A group of General Mills' senior managers recently had a chance to interact with one of history's great explorers -- Sir Ernest Shackleton, who had to abandon his ship, the Endurance, trapped in the ice of the Antarctic waters, in November 1915 and then led one of the most famous and dangerous missions in history to rescue his crew.
Shackleton, played by a New York actor, was part of a program held every two to three years by General Mills called "Building Great Leaders." Groups of the company's 500 top managers take a day to individually sit down with a human resources manager, review results of their 360-degree feedback and two personality assessments, then listen to a senior vice president address leadership issues. As a result of these discussions, managers take the development plans they have brought with them and modify them based on this information. Later, managers take part in the two-hour theatrical experience set up in press-conference format to explore the themes of what makes a great leader.
"We communicate with the participants' managers after the course to ensure that there is dialog and discussion after the program," reports Beth Gunderson, director of organizational effectiveness at General Mills.

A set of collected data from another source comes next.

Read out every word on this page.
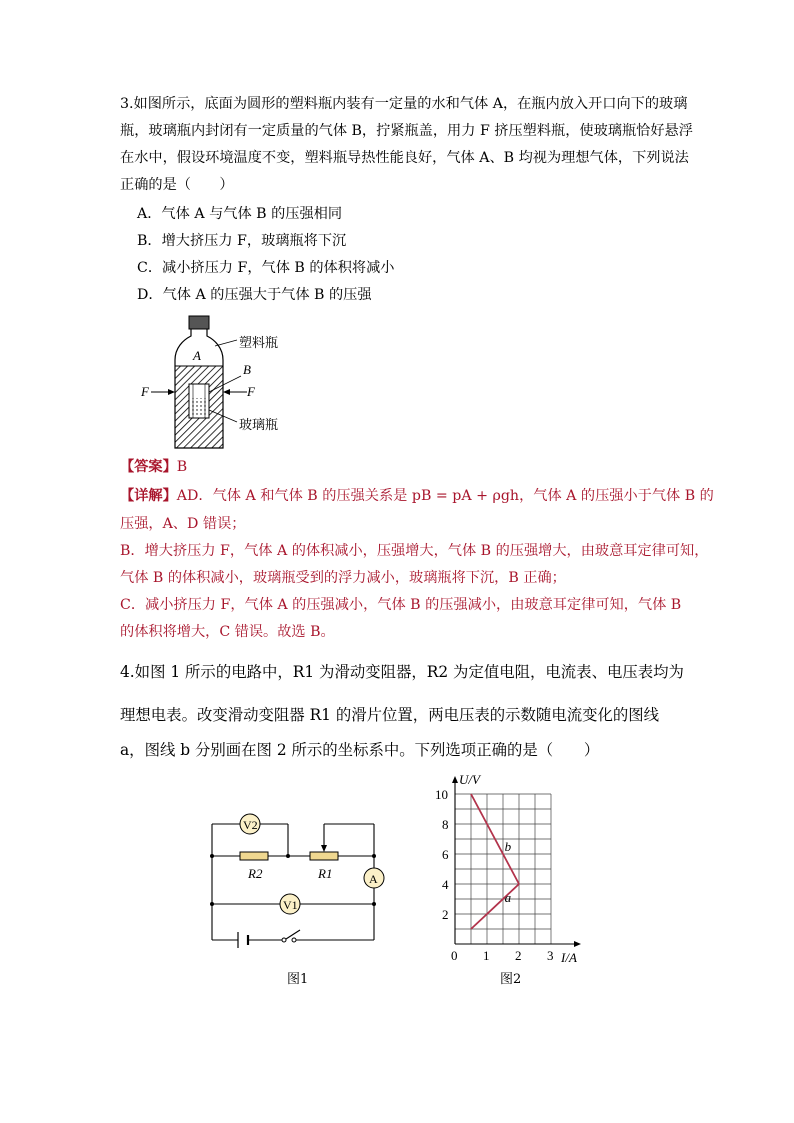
3.如图所示，底面为圆形的塑料瓶内装有一定量的水和气体 A，在瓶内放入开口向下的玻璃
瓶，玻璃瓶内封闭有一定质量的气体 B，拧紧瓶盖，用力 F 挤压塑料瓶，使玻璃瓶恰好悬浮
在水中，假设环境温度不变，塑料瓶导热性能良好，气体 A、B 均视为理想气体，下列说法
正确的是（　　）
A．气体 A 与气体 B 的压强相同
B．增大挤压力 F，玻璃瓶将下沉
C．减小挤压力 F，气体 B 的体积将减小
D．气体 A 的压强大于气体 B 的压强
A
塑料瓶
B
玻璃瓶
F	F
【答案】B
【详解】AD．气体 A 和气体 B 的压强关系是 pB = pA + ρgh，气体 A 的压强小于气体 B 的
压强，A、D 错误；
B．增大挤压力 F，气体 A 的体积减小，压强增大，气体 B 的压强增大，由玻意耳定律可知，
气体 B 的体积减小，玻璃瓶受到的浮力减小，玻璃瓶将下沉，B 正确；
C．减小挤压力 F，气体 A 的压强减小，气体 B 的压强减小，由玻意耳定律可知，气体 B
的体积将增大，C 错误。故选 B。
4.如图 1 所示的电路中，R1 为滑动变阻器，R2 为定值电阻，电流表、电压表均为
理想电表。改变滑动变阻器 R1 的滑片位置，两电压表的示数随电流变化的图线
a，图线 b 分别画在图 2 所示的坐标系中。下列选项正确的是（　　）
V2
V1
A
R2	R1
图1
0 1 2 3
2
4
6
8
10
U/V
I/A
a
b
图2
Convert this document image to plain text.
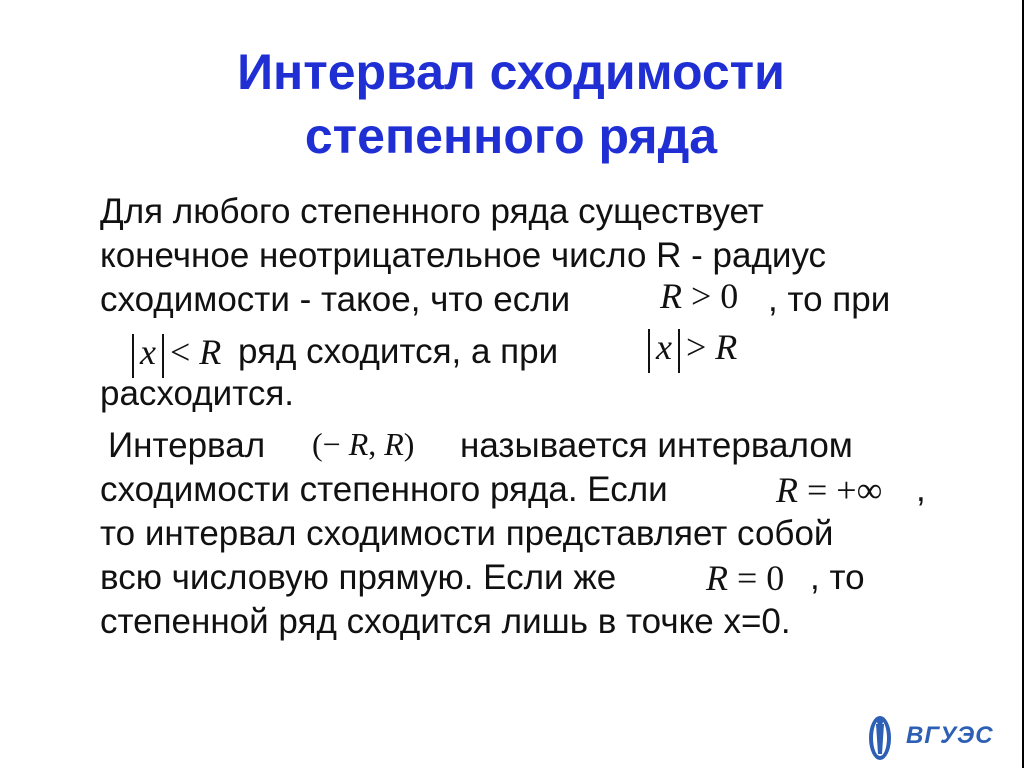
Интервал сходимости
степенного ряда
Для любого степенного ряда существует
конечное неотрицательное число R - радиус
сходимости - такое, что если R > 0 , то при
x < R ряд сходится, а при	x > R
расходится.
Интервал (− R, R) называется интервалом
сходимости степенного ряда. Если	R = +∞ ,
то интервал сходимости представляет собой
всю числовую прямую. Если же R = 0 , то
степенной ряд сходится лишь в точке x=0.
ВГУЭС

The "Building Great Leaders" program is just one part of the leadership development program at General Mills, but it is indicative of the company's wholesale commitment to developing leaders throughout their careers and to making mentoring and other development activities an important part of each manager's responsibilities. The reason is fairly simple, according to Gunderson. Based on the company's internal and external research, she states, "If you have better leaders, you will see better business results."
Faced with a harsh economy and the need to conserve cash, many companies trimmed severely or even eliminated their leadership training programs in the past couple years. Plenty of other companies have no real program for identifying and developing talent. But mounting evidence shows these companies are putting themselves at a competitive disadvantage.
In May 2009, Deloitte, The Manufacturing Institute and Oracle conducted a survey of large manufacturing organizations. While 55% of companies with top-quartile profitability rated themselves "high" in linking their people strategy to their business strategy, only 30% of the companies in the bottom quartile of profitability did so.
In 2009, Hewitt Associates conducted the most recent of five studies dating back to 2002 looking at talent management and leadership practices. This research shows a link between financial success and leadership practices such as comprehensive succession planning and the dedication of senior leaders to talent development.
Earlier this year, the American Management Association commissioned the Institute for Corporate Productivity to conduct a study on global leadership development. The study found a "significant statistical correlation" between the degree to which respondents said their firms have global leadership development programs and improved market performance.